Mónica no se calmó y por fin colgó con fuerza el aparato después de amenazarle con salir con un entrenador de gimnasia llamado Rulle. Skacke conocía muy bien a este odioso individuo. Se le consideraba no sólo excepcionalmente guapo, sino que había demostrado ser superior a Skacke en la mayor parte de las ramas del deporte, incluyendo la natación. El fútbol era en realidad el único deporte en el que Skacke podía afirmar con cierta seguridad que sobresalía, y a menudo soñaba con el día en que pudiera atraer al caballero en cuestión a un campo de fútbol, de la manera que fuese. Se trastornó de tal manera al pensar en Mónica con aquel idiota engreído, que tuvo que beber dos vasos de leche para calmarse antes de llamarla otra vez.

En el momento en que iba a coger el auricular, el teléfono sonó de nuevo. Era Mónica, maravilla de las maravillas, arrepentida y pidiéndole que la perdonase, y después de hablar durante más de una hora, decidieron encontrarse en Sundbyberg al día siguiente y comer juntos, algo tarde, después de que Mónica hubiese acabado sus clases en la escuela.

El viernes por la mañana, Skacke se marchó directamente a su querido Sundbyberg para continuar la Operación llamapuertas. Cada día había tachado en su mapa las zonas que había cubierto, y había hecho además una lista de los apartamentos en los que no había encontrado a nadie. La oficina de Inmigración le había proporcionado otra lista, en la que constaban los ciudadanos no escandinavos registrados en Sundbyberg, con sus direcciones. Había salido antes de las siete con la intención de ir a algunas de las direcciones de la Costa, que todavía no había visitado, antes de que la gente se hubiese ido al trabajo.

Hacia las nueve había reducido a la mitad el número de nombres de la lista, pero éste era el único resultado conseguido.

Benny Skacke atravesó Sundbyberg en dirección al barrio residencial que había decidido visitar aquel día. Entró en un parque que ascendía suavemente hacia un grupo de altos edificios en la cima de una colina. El parque no parecía artificial; era más bien un trozo de campo que había sido respetado y al que se le había permitido, con una generosidad desacostumbrada, permanecer allí cuando se planificó la zona. La hierba a cada lado del camino era fresca y verde, y algo más lejos, entre los pinos de una ladera boscosa, rocas de granito gris y piedras recubiertas de musgo sobresalían de la tierra cubierta de agujas de pino.

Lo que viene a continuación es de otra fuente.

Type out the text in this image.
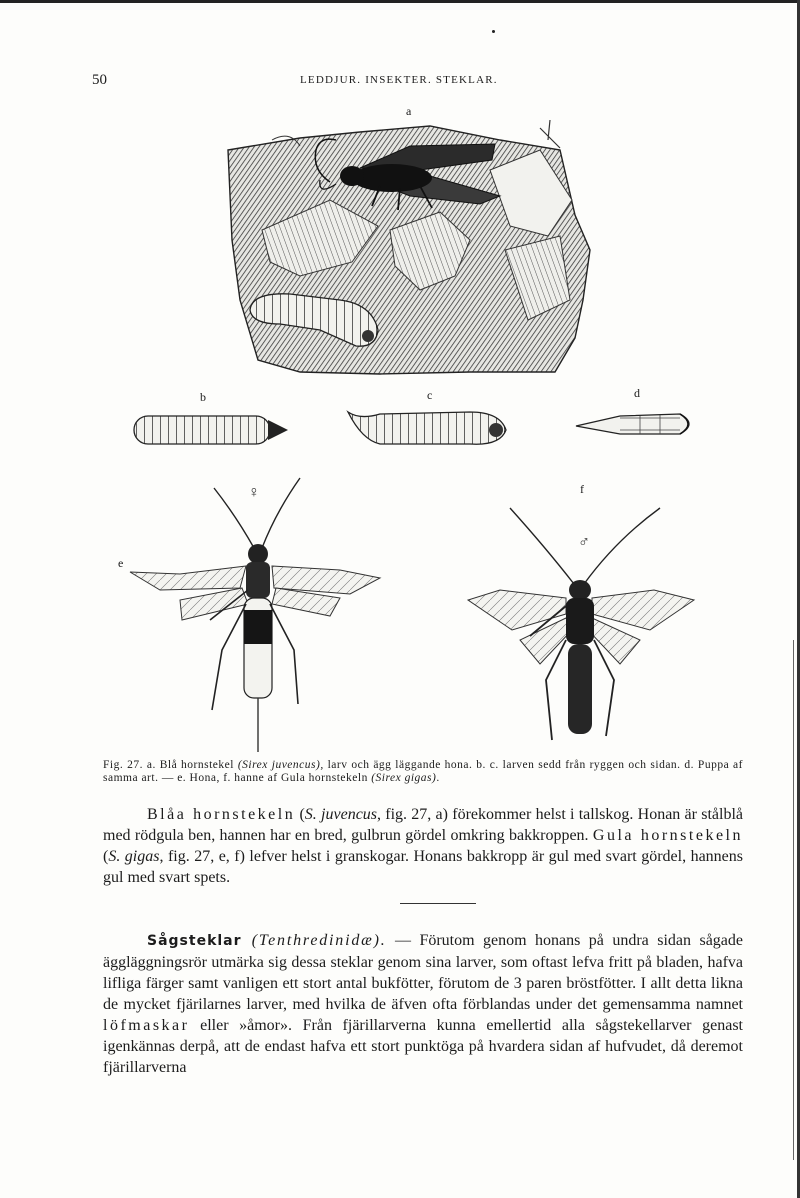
50	LEDDJUR. INSEKTER. STEKLAR.
a
b	c	d
e
f
♀
♂
Fig. 27. a. Blå hornstekel (Sirex juvencus), larv och ägg läggande hona. b. c. larven sedd från ryggen och sidan. d. Puppa af samma art. — e. Hona, f. hanne af Gula hornstekeln (Sirex gigas).
Blåa hornstekeln (S. juvencus, fig. 27, a) förekommer helst i tallskog. Honan är stålblå med rödgula ben, hannen har en bred, gulbrun gördel omkring bakkroppen. Gula hornstekeln (S. gigas, fig. 27, e, f) lefver helst i granskogar. Honans bakkropp är gul med svart gördel, hannens gul med svart spets.
Sågsteklar (Tenthredinidæ). — Förutom genom honans på undra sidan sågade äggläggningsrör utmärka sig dessa steklar genom sina larver, som oftast lefva fritt på bladen, hafva lifliga färger samt vanligen ett stort antal bukfötter, förutom de 3 paren bröstfötter. I allt detta likna de mycket fjärilarnes larver, med hvilka de äfven ofta förblandas under det gemensamma namnet löfmaskar eller »åmor». Från fjärillarverna kunna emellertid alla sågstekellarver genast igenkännas derpå, att de endast hafva ett stort punktöga på hvardera sidan af hufvudet, då deremot fjärillarverna
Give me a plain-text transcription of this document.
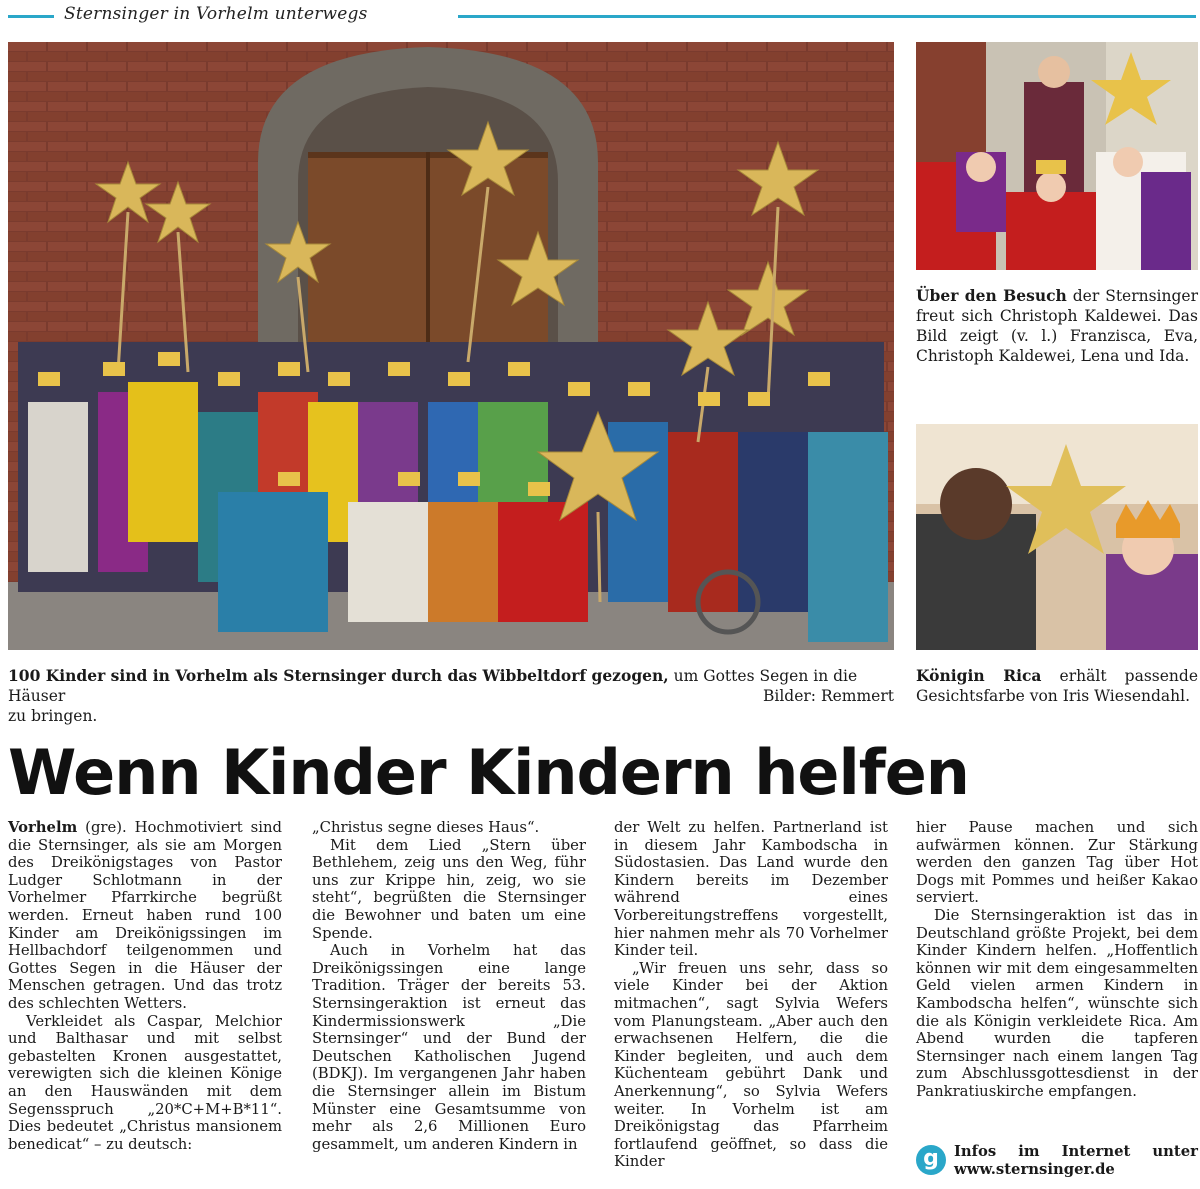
Sternsinger in Vorhelm unterwegs
100 Kinder sind in Vorhelm als Sternsinger durch das Wibbeltdorf gezogen, um Gottes Segen in die Häuser
zu bringen.
Bilder: Remmert
Über den Besuch der Sternsinger freut sich Christoph Kaldewei. Das Bild zeigt (v. l.) Franzisca, Eva, Christoph Kaldewei, Lena und Ida.
Königin Rica erhält passende Gesichtsfarbe von Iris Wiesendahl.
Wenn Kinder Kindern helfen

Vorhelm (gre). Hochmotiviert sind die Sternsinger, als sie am Morgen des Dreikönigstages von Pastor Ludger Schlotmann in der Vorhelmer Pfarrkirche begrüßt werden. Erneut haben rund 100 Kinder am Dreikönigssingen im Hellbachdorf teilgenommen und Gottes Segen in die Häuser der Menschen getragen. Und das trotz des schlechten Wetters.

Verkleidet als Caspar, Melchior und Balthasar und mit selbst gebastelten Kronen ausgestattet, verewigten sich die kleinen Könige an den Hauswänden mit dem Segensspruch „20*C+M+B*11“. Dies bedeutet „Christus mansionem benedicat“ – zu deutsch:

„Christus segne dieses Haus“.

Mit dem Lied „Stern über Bethlehem, zeig uns den Weg, führ uns zur Krippe hin, zeig, wo sie steht“, begrüßten die Sternsinger die Bewohner und baten um eine Spende.

Auch in Vorhelm hat das Dreikönigssingen eine lange Tradition. Träger der bereits 53. Sternsingeraktion ist erneut das Kindermissionswerk „Die Sternsinger“ und der Bund der Deutschen Katholischen Jugend (BDKJ). Im vergangenen Jahr haben die Sternsinger allein im Bistum Münster eine Gesamtsumme von mehr als 2,6 Millionen Euro gesammelt, um anderen Kindern in

der Welt zu helfen. Partnerland ist in diesem Jahr Kambodscha in Südostasien. Das Land wurde den Kindern bereits im Dezember während eines Vorbereitungstreffens vorgestellt, hier nahmen mehr als 70 Vorhelmer Kinder teil.

„Wir freuen uns sehr, dass so viele Kinder bei der Aktion mitmachen“, sagt Sylvia Wefers vom Planungsteam. „Aber auch den erwachsenen Helfern, die die Kinder begleiten, und auch dem Küchenteam gebührt Dank und Anerkennung“, so Sylvia Wefers weiter. In Vorhelm ist am Dreikönigstag das Pfarrheim fortlaufend geöffnet, so dass die Kinder

hier Pause machen und sich aufwärmen können. Zur Stärkung werden den ganzen Tag über Hot Dogs mit Pommes und heißer Kakao serviert.

Die Sternsingeraktion ist das in Deutschland größte Projekt, bei dem Kinder Kindern helfen. „Hoffentlich können wir mit dem eingesammelten Geld vielen armen Kindern in Kambodscha helfen“, wünschte sich die als Königin verkleidete Rica. Am Abend wurden die tapferen Sternsinger nach einem langen Tag zum Abschlussgottesdienst in der Pankratiuskirche empfangen.

g	Infos im Internet unter
www.sternsinger.de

El camino por el que andaba no estaba ni asfaltado ni enarenado, sino que se había ido formando con el continuo tránsito de las personas que pasaban por él y lo habían abierto por entre los abedules y los robles. La luz del sol se filtraba a través del ligero follaje y lanzaba trémulas manchas de oro sobre la tierra seca y dura del camino y las viejas raíces de los árboles. Skacke aminoró la marcha y de pronto percibió el aroma de la pinaza y de la tierra caldeada por el sol, pero sólo por un momento. La próxima vez que aspiró aire, sólo pudo oler los vapores de la gasolina y el olor rancio del aceite de freír que despedía un grill abajo en la calle. 

Skacke pensaba en Mónica. Tenían que encontrarse a las tres y estaba esperando ese momento. Pocas veces había transcurrido toda una semana sin verse.

En el primer edificio halló a alguien en todos los apartamentos excepto en dos. Nadie conocía a ningún extranjero que hubiera vivido allí al principio de marzo, ni habían oído nada sobre una llamada de alarma al departamento de bomberos. En el edificio siguiente había dos extranjeros, pero uno era finlandés y hablaba un sueco bastante incomprensible y sin el acento que Doris Mårtensson había descrito. El otro era un italiano que se había quedado a salvo en su casa de Milán el día siete de marzo. Sin habérselo pedido le enseñó su pasaporte sellado con la fecha correspondiente. ¿Tenían alguna de estas dos personas amigos que fueran extranjeros? Sí, tenían cantidad de amigos extranjeros, ¿y qué?